Goss credits high prices to the production of corn-based ethanol and high demand for other crops. On top of that, a growing number of farmers are hosting wind turbines on their land.

“All that pulled together has been very favorable” for the price of farmland, Goss adds.

Farmland Values On The Rise

Wilson and his wife, Lorna, are counting on their farmland to fund their retirement. They can sell or lease it at premium prices. They’re also counting on their two sons to continue to farm crops and raise livestock on some of their land, generating income for everyone.

Sitting at their kitchen table, the Wilsons tick off the farmland statistics that show advantages over a 401(k) invested in stocks. First, Dan notes that “farmland today has doubled in value [over] what it was 10 years ago.”

Then Lorna chimes in: “We bought our first 80 acres for like $998 [an acre]. And now, today, it’d probably be worth $4,000 an acre.”

The Wilsons add that the recent high price for land in the area is $9,000 an acre. They also note that land prices have declined a bit lately, but it’s nothing like the sharp declines in urban and suburban real estate and homes.

Economist Goss has the statistics to support the Wilsons’ anecdotal evidence.

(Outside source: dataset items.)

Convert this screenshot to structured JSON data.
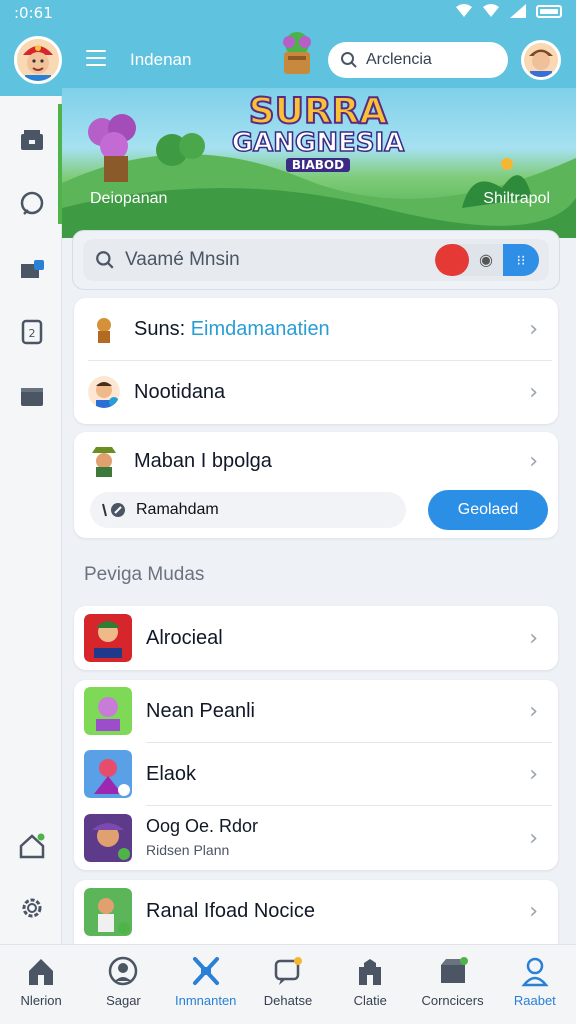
{
  "status_bar": {
    "time": ":0:61"
  },
  "header": {
    "title": "Indenan",
    "search_placeholder": "Arclencia"
  },
  "hero": {
    "title_line1": "SURRA",
    "title_line2": "GANGNESIA",
    "title_line3": "BIABOD",
    "left_caption": "Deiopanan",
    "right_caption": "Shiltrapol"
  },
  "search": {
    "placeholder": "Vaamé Mnsin"
  },
  "list_group_1": [
    {
      "prefix": "Suns:",
      "label": "Eimdamanatien",
      "icon": "character-icon"
    },
    {
      "label": "Nootidana",
      "icon": "player-avatar-icon"
    }
  ],
  "feature_card": {
    "label": "Maban I bpolga",
    "pill_text": "Ramahdam",
    "button_label": "Geolaed"
  },
  "section_title": "Peviga Mudas",
  "games": [
    {
      "label": "Alrocieal",
      "icon": "game-thumbnail-icon"
    },
    {
      "label": "Nean Peanli",
      "icon": "game-thumbnail-icon"
    },
    {
      "label": "Elaok",
      "icon": "game-thumbnail-icon"
    },
    {
      "label": "Oog Oe. Rdor",
      "sub": "Ridsen Plann",
      "icon": "game-thumbnail-icon"
    },
    {
      "label": "Ranal Ifoad Nocice",
      "icon": "game-thumbnail-icon"
    }
  ],
  "bottom_nav": [
    {
      "label": "Nlerion",
      "icon": "home-icon"
    },
    {
      "label": "Sagar",
      "icon": "avatar-icon"
    },
    {
      "label": "Inmnanten",
      "icon": "cross-swords-icon",
      "active": true
    },
    {
      "label": "Dehatse",
      "icon": "chat-bubble-icon"
    },
    {
      "label": "Clatie",
      "icon": "castle-icon"
    },
    {
      "label": "Corncicers",
      "icon": "chest-icon"
    },
    {
      "label": "Raabet",
      "icon": "profile-icon"
    }
  ],
  "colors": {
    "header_bg": "#5fc3df",
    "accent_blue": "#2c8fe6",
    "link_teal": "#2a9dd6",
    "rail_accent": "#4fb34a"
  }
}
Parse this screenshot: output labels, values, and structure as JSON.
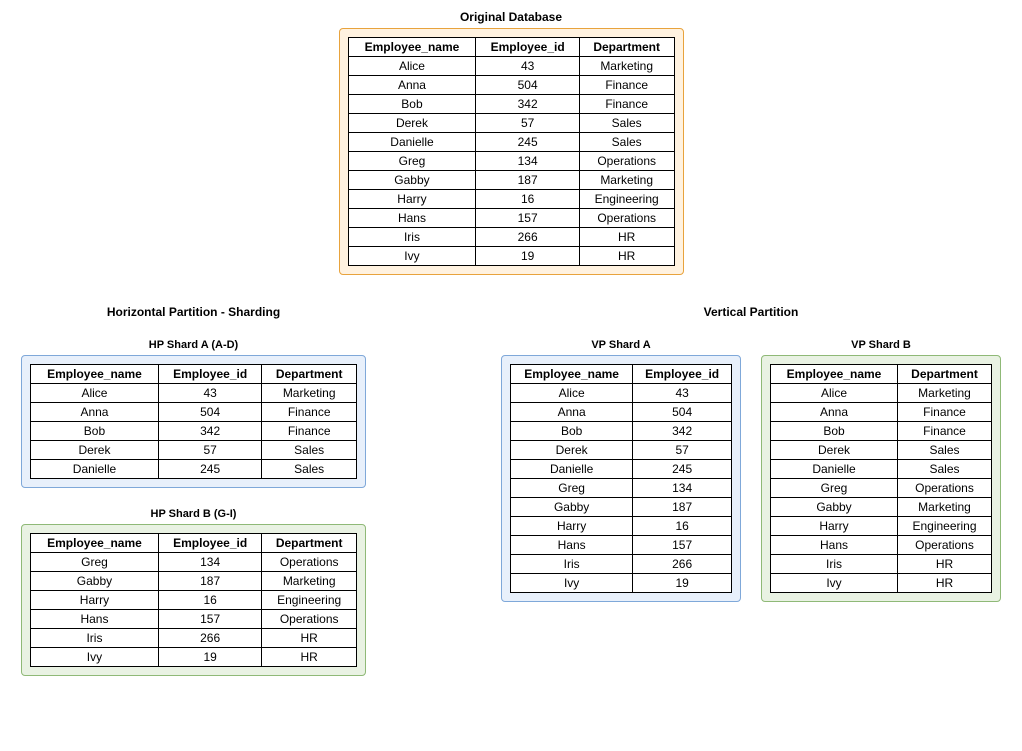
{
  "titles": {
    "original": "Original Database",
    "horizontal": "Horizontal Partition - Sharding",
    "vertical": "Vertical Partition",
    "hp_a": "HP Shard A (A-D)",
    "hp_b": "HP Shard B (G-I)",
    "vp_a": "VP Shard A",
    "vp_b": "VP Shard B"
  },
  "headers": {
    "name": "Employee_name",
    "id": "Employee_id",
    "dept": "Department"
  },
  "rows": {
    "all": [
      [
        "Alice",
        "43",
        "Marketing"
      ],
      [
        "Anna",
        "504",
        "Finance"
      ],
      [
        "Bob",
        "342",
        "Finance"
      ],
      [
        "Derek",
        "57",
        "Sales"
      ],
      [
        "Danielle",
        "245",
        "Sales"
      ],
      [
        "Greg",
        "134",
        "Operations"
      ],
      [
        "Gabby",
        "187",
        "Marketing"
      ],
      [
        "Harry",
        "16",
        "Engineering"
      ],
      [
        "Hans",
        "157",
        "Operations"
      ],
      [
        "Iris",
        "266",
        "HR"
      ],
      [
        "Ivy",
        "19",
        "HR"
      ]
    ],
    "hp_a": [
      [
        "Alice",
        "43",
        "Marketing"
      ],
      [
        "Anna",
        "504",
        "Finance"
      ],
      [
        "Bob",
        "342",
        "Finance"
      ],
      [
        "Derek",
        "57",
        "Sales"
      ],
      [
        "Danielle",
        "245",
        "Sales"
      ]
    ],
    "hp_b": [
      [
        "Greg",
        "134",
        "Operations"
      ],
      [
        "Gabby",
        "187",
        "Marketing"
      ],
      [
        "Harry",
        "16",
        "Engineering"
      ],
      [
        "Hans",
        "157",
        "Operations"
      ],
      [
        "Iris",
        "266",
        "HR"
      ],
      [
        "Ivy",
        "19",
        "HR"
      ]
    ]
  }
}
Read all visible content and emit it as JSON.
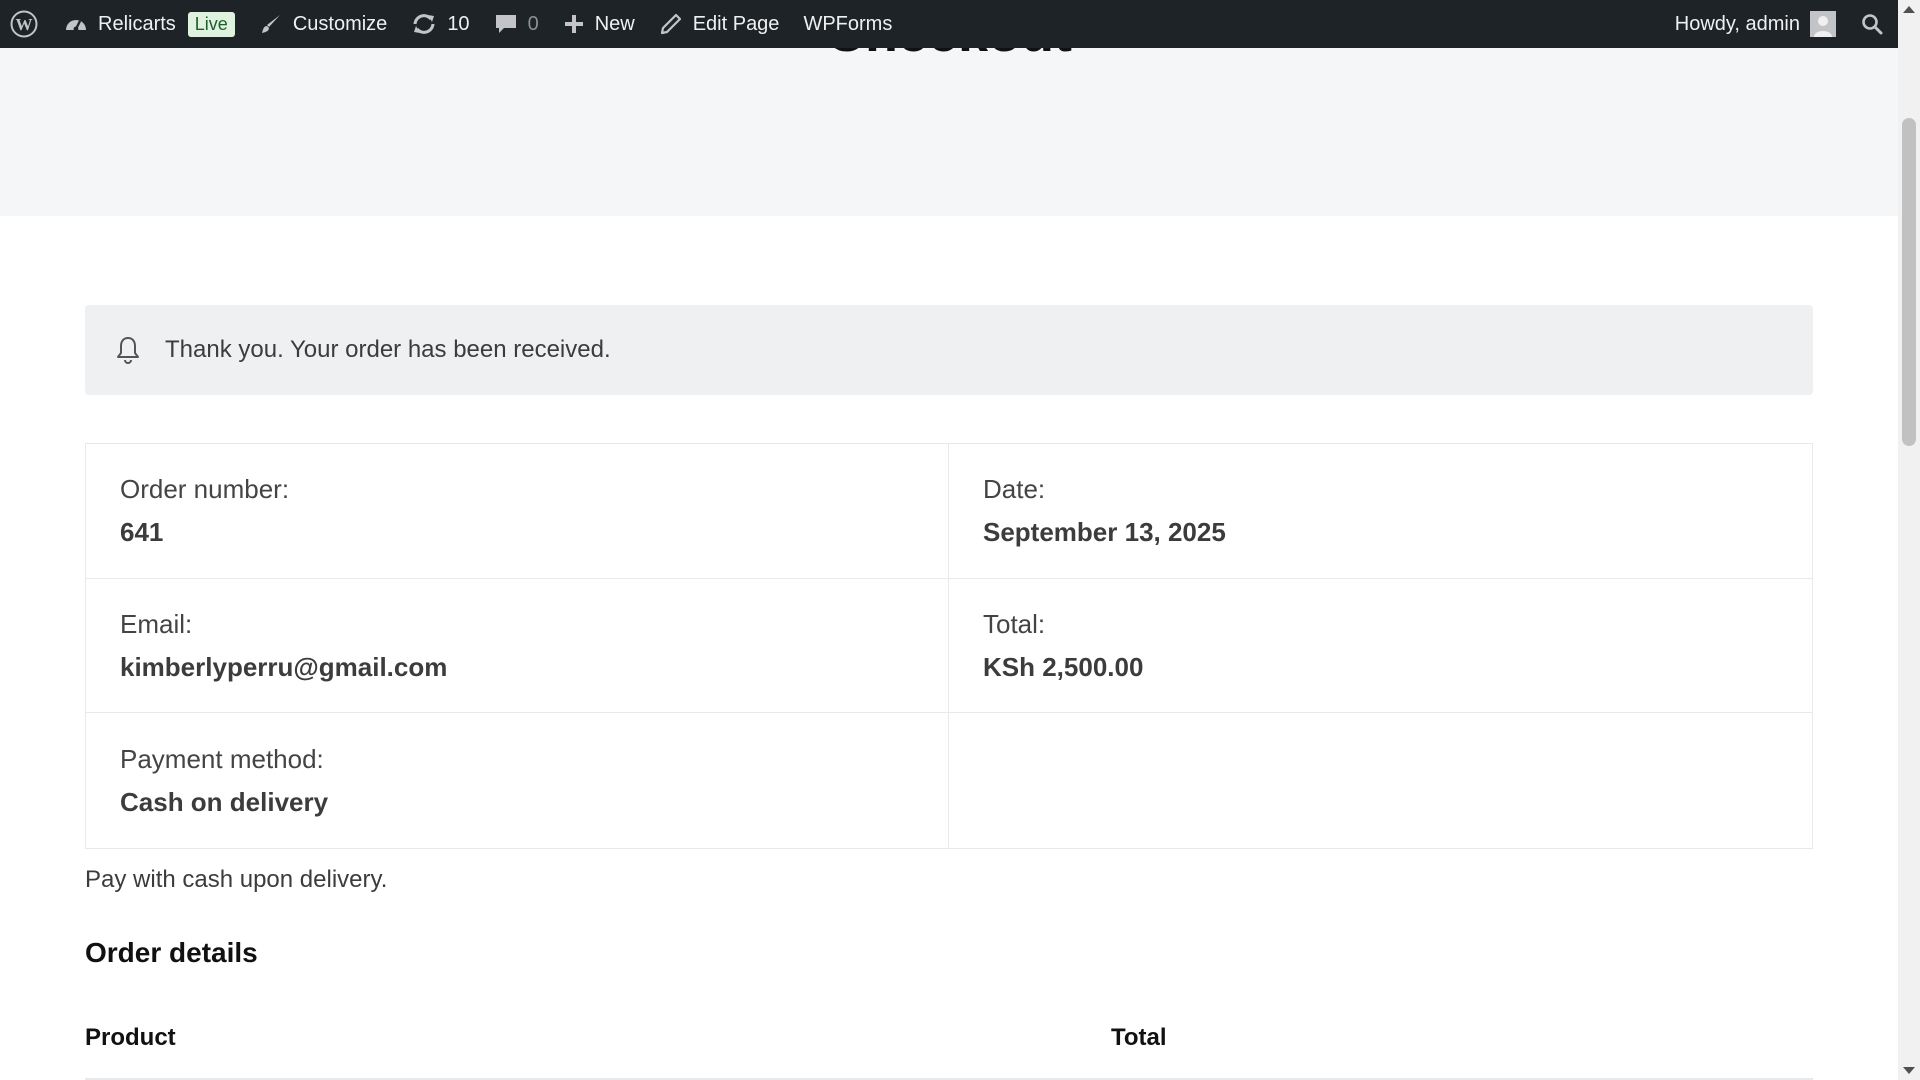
{
  "adminbar": {
    "site_name": "Relicarts",
    "live_badge": "Live",
    "customize": "Customize",
    "updates_count": "10",
    "comments_count": "0",
    "new_label": "New",
    "edit_page": "Edit Page",
    "wpforms": "WPForms",
    "howdy": "Howdy, admin",
    "icons": [
      "wordpress-logo-icon",
      "dashboard-icon",
      "brush-icon",
      "refresh-icon",
      "comment-icon",
      "plus-icon",
      "pencil-icon",
      "avatar",
      "search-icon"
    ]
  },
  "page": {
    "title": "Checkout"
  },
  "notice": {
    "message": "Thank you. Your order has been received.",
    "icon": "bell-icon"
  },
  "overview": {
    "order_number_label": "Order number:",
    "order_number": "641",
    "date_label": "Date:",
    "date": "September 13, 2025",
    "email_label": "Email:",
    "email": "kimberlyperru@gmail.com",
    "total_label": "Total:",
    "total": "KSh 2,500.00",
    "payment_label": "Payment method:",
    "payment": "Cash on delivery"
  },
  "payment_note": "Pay with cash upon delivery.",
  "order_details": {
    "title": "Order details",
    "columns": [
      "Product",
      "Total"
    ]
  },
  "colors": {
    "adminbar_bg": "#1d2327",
    "live_badge_bg": "#dff2e0",
    "title_band_bg": "#f5f6f7",
    "notice_bg": "#eff0f1"
  }
}
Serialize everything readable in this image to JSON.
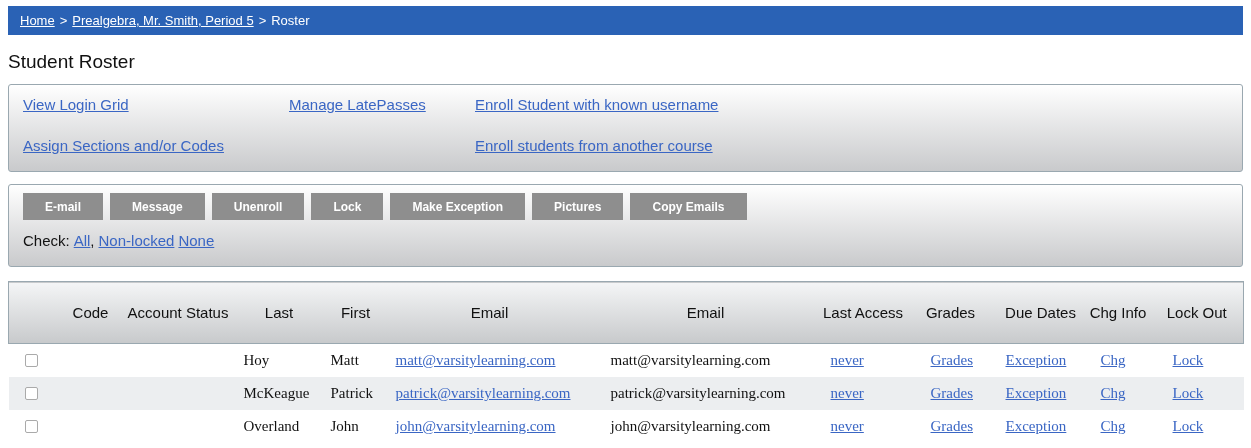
{
  "breadcrumb": {
    "links": [
      "Home",
      "Prealgebra, Mr. Smith, Period 5"
    ],
    "separators": [
      ">",
      ">"
    ],
    "current": "Roster"
  },
  "title": "Student Roster",
  "actions": {
    "row1": [
      "View Login Grid",
      "Manage LatePasses",
      "Enroll Student with known username"
    ],
    "row2": [
      "Assign Sections and/or Codes",
      "Enroll students from another course"
    ]
  },
  "buttons": [
    "E-mail",
    "Message",
    "Unenroll",
    "Lock",
    "Make Exception",
    "Pictures",
    "Copy Emails"
  ],
  "check": {
    "label": "Check:",
    "items": [
      {
        "kind": "link",
        "text": "All"
      },
      {
        "kind": "text",
        "text": ","
      },
      {
        "kind": "link",
        "text": "Non-locked"
      },
      {
        "kind": "link",
        "text": "None"
      }
    ]
  },
  "table": {
    "columns": [
      "Code",
      "Account Status",
      "Last",
      "First",
      "Email",
      "Email",
      "Last Access",
      "Grades",
      "Due Dates",
      "Chg Info",
      "Lock Out"
    ],
    "rows": [
      {
        "checked": false,
        "last": "Hoy",
        "first": "Matt",
        "email_link": "matt@varsitylearning.com",
        "email": "matt@varsitylearning.com",
        "last_access": "never",
        "grades": "Grades",
        "due_dates": "Exception",
        "chg_info": "Chg",
        "lock_out": "Lock"
      },
      {
        "checked": false,
        "last": "McKeague",
        "first": "Patrick",
        "email_link": "patrick@varsitylearning.com",
        "email": "patrick@varsitylearning.com",
        "last_access": "never",
        "grades": "Grades",
        "due_dates": "Exception",
        "chg_info": "Chg",
        "lock_out": "Lock"
      },
      {
        "checked": false,
        "last": "Overland",
        "first": "John",
        "email_link": "john@varsitylearning.com",
        "email": "john@varsitylearning.com",
        "last_access": "never",
        "grades": "Grades",
        "due_dates": "Exception",
        "chg_info": "Chg",
        "lock_out": "Lock"
      }
    ]
  }
}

“The price appreciation since 1998 has been very good,” Goss says. “We’re talking about 15 percent a year [in some states]. And the rest of us, those who have invested in stock … we’re seeing drops of 30 percent to 50 percent.”

Good Bet, But Not Foolproof

In Cylinder, Iowa, 69-year-old Linus Solberg takes a break from cultivating an 80-acre field destined for soybeans to recount the advice he heard 40 years ago from a landlord.

“He said, ‘Linus, there’s only so much land in the world. And instead of putting a lot of money in stocks, you need to just invest it in land,’ ” Solberg says.

Solberg and his wife, Patty, did precisely that.

“That’s our retirement,” he says of the 700 acres he both leases to other farmers and continues to farm himself. “The value of the land has just skyrocketed.”

The land boom has even attracted nonfarming investors from out of state who have helped push prices even higher, Solberg says.

None of this means farmland is a foolproof investment.

The Wilsons see some risk, especially if the recession persists and deepens.

“Anything that shrinks the organic food market would have an impact on us,” Dan Wilson says. “If people have less disposable income, it’s much more tempting to buy cheap food.”

“That’s our reality,” adds Lorna Wilson. “If [shoppers] choose not to choose organic, we have no control over that.”

Diminished demand for the crops and energy farmland produces will diminish the value of farmland. But, so far it seems that Midwestern farmers who are close to retirement, and who invested in their land, made the right choice.